Now, let's write a Pulumi program that defines a `CronJob` for model inference using a container image:

```python
import pulumi
import pulumi_kubernetes as k8s

# Define the container to use for the job.
# Replace 'your-container-image' with the actual image you intend to use and
# provide the necessary commands to carry out the model inference.
container = k8s.core.v1.ContainerArgs(
    name="model-inference",
    image="your-container-image",
    command=["/bin/sh", "-c", "command-to-run-model-inference"]
)

# Define the job spec that will be used by the CronJob.
job_spec = k8s.batch.v1.JobSpecArgs(
    template=k8s.core.v1.PodTemplateSpecArgs(
        spec=k8s.core.v1.PodSpecArgs(
            containers=[container],
            restart_policy="OnFailure",  # Restart policy for all containers within the pod
        )
    )
)

# Define the CronJob resource, establishing the schedule and the job template.
model_inference_cronjob = k8s.batch.v1.CronJob(
    "model-inference-cronjob",
    metadata=k8s.meta.v1.ObjectMetaArgs(name="model-inference"),
    spec=k8s.batch.v1.CronJobSpecArgs(
        schedule="0 */1 * * *",  # This will run the job at the top of every hour.
        job_template=k8s.batch.v1.JobTemplateSpecArgs(
            spec=job_spec
        ),
        # Additional optional configuration:
        # start_deadline_seconds specifies the deadline in seconds for starting the job if it misses its scheduled time for any reason.
        # concurrency_policy specifies how to treat concurrent executions of a Job.
        # successful_jobs_history_limit specifies how many completed jobs should be kept.
    )
)

# Export the name of the cronjob
pulumi.export('cronjob_name', model_inference_cronjob.metadata["name"])
```

This program creates a Kubernetes `CronJob` resource using Pulumi. It runs a specified container at the top of every hour. The container should contain your model inference code. Replace `your-container-image` with the Docker image you will use and provide the command that runs your model inference.

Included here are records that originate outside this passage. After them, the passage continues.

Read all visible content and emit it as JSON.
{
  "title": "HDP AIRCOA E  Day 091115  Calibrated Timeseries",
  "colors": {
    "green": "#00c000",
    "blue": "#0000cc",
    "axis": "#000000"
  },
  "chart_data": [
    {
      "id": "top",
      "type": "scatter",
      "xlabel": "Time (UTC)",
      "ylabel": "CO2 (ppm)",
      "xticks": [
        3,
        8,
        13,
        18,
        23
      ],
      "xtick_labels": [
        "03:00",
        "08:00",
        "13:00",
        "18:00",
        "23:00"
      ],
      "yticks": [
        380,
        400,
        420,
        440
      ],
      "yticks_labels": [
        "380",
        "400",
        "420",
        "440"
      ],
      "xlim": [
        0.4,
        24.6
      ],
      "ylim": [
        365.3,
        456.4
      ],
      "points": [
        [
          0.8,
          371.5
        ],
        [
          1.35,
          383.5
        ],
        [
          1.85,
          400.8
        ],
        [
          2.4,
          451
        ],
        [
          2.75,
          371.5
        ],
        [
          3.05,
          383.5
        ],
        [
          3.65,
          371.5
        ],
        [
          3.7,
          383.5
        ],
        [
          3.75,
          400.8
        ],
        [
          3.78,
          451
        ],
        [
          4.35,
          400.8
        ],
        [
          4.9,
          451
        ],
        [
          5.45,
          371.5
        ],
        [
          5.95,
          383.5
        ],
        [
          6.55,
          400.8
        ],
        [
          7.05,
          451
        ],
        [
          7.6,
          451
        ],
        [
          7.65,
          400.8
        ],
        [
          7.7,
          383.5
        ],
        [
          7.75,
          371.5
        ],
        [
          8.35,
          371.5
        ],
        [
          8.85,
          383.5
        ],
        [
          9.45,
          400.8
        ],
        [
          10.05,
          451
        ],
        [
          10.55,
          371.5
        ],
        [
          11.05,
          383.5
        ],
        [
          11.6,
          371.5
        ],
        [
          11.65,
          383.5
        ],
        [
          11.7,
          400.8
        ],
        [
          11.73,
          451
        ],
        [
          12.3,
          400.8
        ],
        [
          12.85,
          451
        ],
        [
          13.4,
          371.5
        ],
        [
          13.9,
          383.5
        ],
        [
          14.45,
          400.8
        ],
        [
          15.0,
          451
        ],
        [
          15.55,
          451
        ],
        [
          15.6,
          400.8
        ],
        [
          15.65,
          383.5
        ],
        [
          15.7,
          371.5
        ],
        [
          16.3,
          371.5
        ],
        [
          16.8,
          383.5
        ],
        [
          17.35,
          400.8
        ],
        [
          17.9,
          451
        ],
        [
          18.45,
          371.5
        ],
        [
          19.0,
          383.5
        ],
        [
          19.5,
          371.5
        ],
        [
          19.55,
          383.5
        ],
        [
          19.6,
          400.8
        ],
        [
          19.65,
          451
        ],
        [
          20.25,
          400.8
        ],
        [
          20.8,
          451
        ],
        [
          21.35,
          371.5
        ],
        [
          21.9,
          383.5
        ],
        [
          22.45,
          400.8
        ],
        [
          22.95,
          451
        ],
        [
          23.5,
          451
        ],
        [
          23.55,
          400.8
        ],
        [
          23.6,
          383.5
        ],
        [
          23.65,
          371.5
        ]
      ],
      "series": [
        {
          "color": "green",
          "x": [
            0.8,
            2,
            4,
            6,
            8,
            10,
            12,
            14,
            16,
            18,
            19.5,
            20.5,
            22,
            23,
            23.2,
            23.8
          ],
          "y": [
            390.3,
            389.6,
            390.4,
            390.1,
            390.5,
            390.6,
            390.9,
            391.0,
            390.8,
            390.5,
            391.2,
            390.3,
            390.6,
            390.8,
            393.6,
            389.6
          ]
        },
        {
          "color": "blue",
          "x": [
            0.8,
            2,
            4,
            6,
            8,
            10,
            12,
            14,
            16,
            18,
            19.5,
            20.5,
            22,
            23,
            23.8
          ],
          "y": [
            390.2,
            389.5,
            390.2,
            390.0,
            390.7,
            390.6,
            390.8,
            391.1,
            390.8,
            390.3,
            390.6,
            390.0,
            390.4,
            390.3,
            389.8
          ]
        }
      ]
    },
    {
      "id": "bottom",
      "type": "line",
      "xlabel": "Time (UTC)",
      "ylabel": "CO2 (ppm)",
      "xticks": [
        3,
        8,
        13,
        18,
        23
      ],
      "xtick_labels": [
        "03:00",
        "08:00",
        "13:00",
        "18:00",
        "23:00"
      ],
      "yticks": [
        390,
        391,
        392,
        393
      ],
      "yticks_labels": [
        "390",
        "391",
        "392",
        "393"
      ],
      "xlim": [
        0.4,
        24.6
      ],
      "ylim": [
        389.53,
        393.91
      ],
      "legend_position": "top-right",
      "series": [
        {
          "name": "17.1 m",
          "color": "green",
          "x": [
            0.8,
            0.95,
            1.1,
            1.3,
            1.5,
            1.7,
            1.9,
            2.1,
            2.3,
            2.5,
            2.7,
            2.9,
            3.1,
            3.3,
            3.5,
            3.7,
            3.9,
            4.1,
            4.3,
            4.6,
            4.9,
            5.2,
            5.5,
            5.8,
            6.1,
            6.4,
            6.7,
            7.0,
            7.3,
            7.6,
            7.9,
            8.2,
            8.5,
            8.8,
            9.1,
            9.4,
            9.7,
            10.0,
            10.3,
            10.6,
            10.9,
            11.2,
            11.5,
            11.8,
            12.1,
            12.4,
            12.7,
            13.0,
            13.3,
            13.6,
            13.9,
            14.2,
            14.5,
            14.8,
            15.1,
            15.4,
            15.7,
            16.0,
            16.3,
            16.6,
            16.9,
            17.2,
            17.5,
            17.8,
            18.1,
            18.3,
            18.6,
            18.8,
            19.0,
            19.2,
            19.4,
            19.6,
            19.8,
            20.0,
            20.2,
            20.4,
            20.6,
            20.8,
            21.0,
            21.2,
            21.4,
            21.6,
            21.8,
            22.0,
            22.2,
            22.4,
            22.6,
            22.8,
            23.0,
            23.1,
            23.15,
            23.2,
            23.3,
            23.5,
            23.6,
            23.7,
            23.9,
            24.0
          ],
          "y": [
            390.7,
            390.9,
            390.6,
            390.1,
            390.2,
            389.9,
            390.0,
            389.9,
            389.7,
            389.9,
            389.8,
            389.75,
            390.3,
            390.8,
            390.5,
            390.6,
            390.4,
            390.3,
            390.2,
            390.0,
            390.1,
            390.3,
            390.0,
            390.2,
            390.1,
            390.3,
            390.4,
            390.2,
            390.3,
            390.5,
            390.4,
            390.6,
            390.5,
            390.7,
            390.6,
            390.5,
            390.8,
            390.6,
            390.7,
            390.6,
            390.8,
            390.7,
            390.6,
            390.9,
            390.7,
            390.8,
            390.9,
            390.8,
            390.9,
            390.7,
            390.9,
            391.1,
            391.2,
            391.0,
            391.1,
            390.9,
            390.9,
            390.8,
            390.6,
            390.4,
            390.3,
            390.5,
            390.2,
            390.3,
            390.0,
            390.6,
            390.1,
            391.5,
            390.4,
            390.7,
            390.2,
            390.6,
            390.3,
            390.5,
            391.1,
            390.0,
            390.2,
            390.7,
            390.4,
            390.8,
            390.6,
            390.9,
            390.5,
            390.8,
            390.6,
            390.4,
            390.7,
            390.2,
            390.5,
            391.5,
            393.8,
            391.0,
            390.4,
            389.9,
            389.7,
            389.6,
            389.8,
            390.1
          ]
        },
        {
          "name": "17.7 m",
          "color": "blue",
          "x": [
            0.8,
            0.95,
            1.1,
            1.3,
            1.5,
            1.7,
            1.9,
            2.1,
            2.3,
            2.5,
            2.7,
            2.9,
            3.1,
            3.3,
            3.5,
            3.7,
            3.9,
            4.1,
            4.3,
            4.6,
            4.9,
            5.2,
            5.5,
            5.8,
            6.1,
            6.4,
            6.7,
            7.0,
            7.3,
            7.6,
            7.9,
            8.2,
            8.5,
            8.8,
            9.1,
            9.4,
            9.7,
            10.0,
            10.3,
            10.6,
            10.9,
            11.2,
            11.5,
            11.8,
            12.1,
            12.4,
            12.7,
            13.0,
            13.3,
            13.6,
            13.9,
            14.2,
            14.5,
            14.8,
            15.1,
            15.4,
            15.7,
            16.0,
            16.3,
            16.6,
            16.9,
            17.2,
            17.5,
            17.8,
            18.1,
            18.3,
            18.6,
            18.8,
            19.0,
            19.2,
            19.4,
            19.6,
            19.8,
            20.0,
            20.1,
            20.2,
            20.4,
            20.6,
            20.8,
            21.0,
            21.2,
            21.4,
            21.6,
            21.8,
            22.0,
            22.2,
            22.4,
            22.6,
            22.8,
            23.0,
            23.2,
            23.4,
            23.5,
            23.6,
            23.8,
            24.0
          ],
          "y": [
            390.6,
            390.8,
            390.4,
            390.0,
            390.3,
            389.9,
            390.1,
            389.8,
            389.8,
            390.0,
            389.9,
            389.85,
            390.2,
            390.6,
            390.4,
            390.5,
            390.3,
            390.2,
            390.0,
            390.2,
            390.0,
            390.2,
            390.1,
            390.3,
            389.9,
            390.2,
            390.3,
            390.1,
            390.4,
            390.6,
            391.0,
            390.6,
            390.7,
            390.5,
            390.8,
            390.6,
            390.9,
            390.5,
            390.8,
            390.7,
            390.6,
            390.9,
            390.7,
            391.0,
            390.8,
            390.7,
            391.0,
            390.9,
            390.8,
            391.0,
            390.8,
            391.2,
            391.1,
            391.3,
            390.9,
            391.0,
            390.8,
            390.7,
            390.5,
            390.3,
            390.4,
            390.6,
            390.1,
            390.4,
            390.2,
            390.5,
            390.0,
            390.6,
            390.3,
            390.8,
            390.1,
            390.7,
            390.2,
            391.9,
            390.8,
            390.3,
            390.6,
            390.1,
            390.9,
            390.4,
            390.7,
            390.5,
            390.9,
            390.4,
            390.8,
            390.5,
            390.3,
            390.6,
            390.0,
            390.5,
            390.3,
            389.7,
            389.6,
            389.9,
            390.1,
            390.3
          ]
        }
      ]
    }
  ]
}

Please adjust the `schedule` to fit the frequency you need. The `restart_policy` is set to `"OnFailure"` to restart the job only if it fails. You might also want to adjust `concurrencyPolicy` and `successfulJobsHistoryLimit` based on how you want to handle concurrent jobs and how many successful job logs you want to retain, respectively. The `start_deadline_seconds` can also be set to indicate the latest time to start a job.

Remember to point `image` to your container image and replace `"command-to-run-model-inference"` with the actual command that triggers the inference in your container.

After you deploy this Pulumi program with the Pulumi CLI, it will create the CronJob in your Kubernetes cluster, and the inference job will run at the scheduled times.